Hypergraphs and Reinforcement Learning for Diagnosis

Scientists have developed HyperWalker, a new deep diagnosis framework addressing limitations in current medical vision-language models (VLMs). These models typically perform sample-isolated inference, meaning they analyse each case independently without utilising longitudinal electronic health records (EHRs) or related patient data. HyperWalker overcomes this by reformulating clinical reasoning through dynamic hypergraphs and test-time training, enabling a more holistic approach to diagnosis. Researchers constructed a dynamic hypergraph, termed iBrochure, to model the complex structure of EHR data and the relationships between clinical information.

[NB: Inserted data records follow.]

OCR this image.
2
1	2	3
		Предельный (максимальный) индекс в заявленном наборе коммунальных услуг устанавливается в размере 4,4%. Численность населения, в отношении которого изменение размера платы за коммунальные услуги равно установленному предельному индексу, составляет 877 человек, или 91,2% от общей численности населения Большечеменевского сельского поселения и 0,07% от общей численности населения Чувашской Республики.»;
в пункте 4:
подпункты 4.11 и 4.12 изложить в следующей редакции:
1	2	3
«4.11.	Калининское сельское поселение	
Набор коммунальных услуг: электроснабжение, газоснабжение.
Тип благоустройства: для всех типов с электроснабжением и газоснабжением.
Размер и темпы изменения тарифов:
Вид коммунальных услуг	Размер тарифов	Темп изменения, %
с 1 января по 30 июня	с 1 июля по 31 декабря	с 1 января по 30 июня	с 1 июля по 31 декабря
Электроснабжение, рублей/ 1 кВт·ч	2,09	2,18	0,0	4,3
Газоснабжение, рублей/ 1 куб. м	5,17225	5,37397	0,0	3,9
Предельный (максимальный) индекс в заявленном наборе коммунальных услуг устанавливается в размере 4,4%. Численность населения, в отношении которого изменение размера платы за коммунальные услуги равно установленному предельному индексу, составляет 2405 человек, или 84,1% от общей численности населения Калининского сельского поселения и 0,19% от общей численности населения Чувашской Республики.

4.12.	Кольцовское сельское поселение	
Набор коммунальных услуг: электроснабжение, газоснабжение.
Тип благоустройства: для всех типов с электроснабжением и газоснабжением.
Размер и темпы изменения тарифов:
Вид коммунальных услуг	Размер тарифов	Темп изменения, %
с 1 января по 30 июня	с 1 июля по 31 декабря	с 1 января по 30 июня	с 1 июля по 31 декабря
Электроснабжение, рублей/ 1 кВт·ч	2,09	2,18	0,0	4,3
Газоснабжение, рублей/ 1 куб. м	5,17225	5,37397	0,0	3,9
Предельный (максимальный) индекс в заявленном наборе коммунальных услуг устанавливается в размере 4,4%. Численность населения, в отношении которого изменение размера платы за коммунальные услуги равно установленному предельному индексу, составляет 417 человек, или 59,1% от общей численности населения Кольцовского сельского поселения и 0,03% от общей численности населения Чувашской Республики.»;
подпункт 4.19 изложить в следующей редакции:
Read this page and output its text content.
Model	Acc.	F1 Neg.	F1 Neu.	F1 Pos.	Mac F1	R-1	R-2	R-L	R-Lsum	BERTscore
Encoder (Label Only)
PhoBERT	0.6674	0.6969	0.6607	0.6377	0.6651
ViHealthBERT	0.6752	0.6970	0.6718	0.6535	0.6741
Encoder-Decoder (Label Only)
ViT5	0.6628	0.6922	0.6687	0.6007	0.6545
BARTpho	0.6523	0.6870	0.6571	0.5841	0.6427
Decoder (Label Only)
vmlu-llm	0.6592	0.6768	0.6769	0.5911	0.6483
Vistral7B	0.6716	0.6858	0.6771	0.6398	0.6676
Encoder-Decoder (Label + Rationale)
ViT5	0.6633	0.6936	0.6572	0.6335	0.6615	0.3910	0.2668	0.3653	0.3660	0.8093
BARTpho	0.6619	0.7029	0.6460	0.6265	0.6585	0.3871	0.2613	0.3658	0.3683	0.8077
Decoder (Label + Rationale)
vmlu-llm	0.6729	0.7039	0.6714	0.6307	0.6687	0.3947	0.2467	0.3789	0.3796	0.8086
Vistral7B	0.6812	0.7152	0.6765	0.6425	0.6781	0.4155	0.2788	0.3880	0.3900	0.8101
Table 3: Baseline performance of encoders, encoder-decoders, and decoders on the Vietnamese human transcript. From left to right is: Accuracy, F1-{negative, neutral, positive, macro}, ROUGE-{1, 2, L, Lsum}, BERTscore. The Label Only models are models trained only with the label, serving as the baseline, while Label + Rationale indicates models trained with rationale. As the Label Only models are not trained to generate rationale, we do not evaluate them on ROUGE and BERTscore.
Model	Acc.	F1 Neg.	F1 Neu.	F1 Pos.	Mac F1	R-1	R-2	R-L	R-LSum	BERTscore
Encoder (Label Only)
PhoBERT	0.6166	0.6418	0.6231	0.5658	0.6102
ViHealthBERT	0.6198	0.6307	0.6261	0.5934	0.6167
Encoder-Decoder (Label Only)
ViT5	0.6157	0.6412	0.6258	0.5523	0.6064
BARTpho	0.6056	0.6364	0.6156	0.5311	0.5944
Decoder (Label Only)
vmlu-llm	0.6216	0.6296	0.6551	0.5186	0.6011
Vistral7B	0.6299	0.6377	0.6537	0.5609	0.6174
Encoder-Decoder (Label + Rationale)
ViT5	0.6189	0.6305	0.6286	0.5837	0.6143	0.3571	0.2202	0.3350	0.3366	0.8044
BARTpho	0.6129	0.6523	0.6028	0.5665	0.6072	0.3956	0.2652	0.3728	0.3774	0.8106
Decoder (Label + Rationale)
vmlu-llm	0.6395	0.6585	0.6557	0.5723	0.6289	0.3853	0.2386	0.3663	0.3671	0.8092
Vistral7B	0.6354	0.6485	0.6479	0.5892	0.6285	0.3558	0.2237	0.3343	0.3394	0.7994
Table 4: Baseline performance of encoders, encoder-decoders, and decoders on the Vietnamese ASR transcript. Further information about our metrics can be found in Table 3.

Within this hypergraph, a reinforcement learning agent, Walker, navigates to identify optimal diagnostic paths, aided by a ‘linger mechanism’ which retrieves clinically complementary cases to reflect diverse attributes. Experiments on medical report generation (MIMIC) and medical visual question answering (EHRXQA) demonstrate that HyperWalker achieves state-of-the-art performance, surpassing existing models in both accuracy and efficiency. The findings establish that integrating EHR data and comparative evidence significantly improves diagnostic reasoning. Ablation studies confirm the importance of each component, with diversity-related rewards enhancing factual accuracy and depth/hop-related rewards improving exploration efficiency. However, the authors acknowledge a limitation in the model’s reliance on the quality and completeness of EHR data, as gaps or inaccuracies could impact performance. Future research could explore methods to mitigate these data-related challenges and extend the framework to encompass a wider range of medical specialties and data modalities, potentially leading to more robust and generalisable diagnostic tools.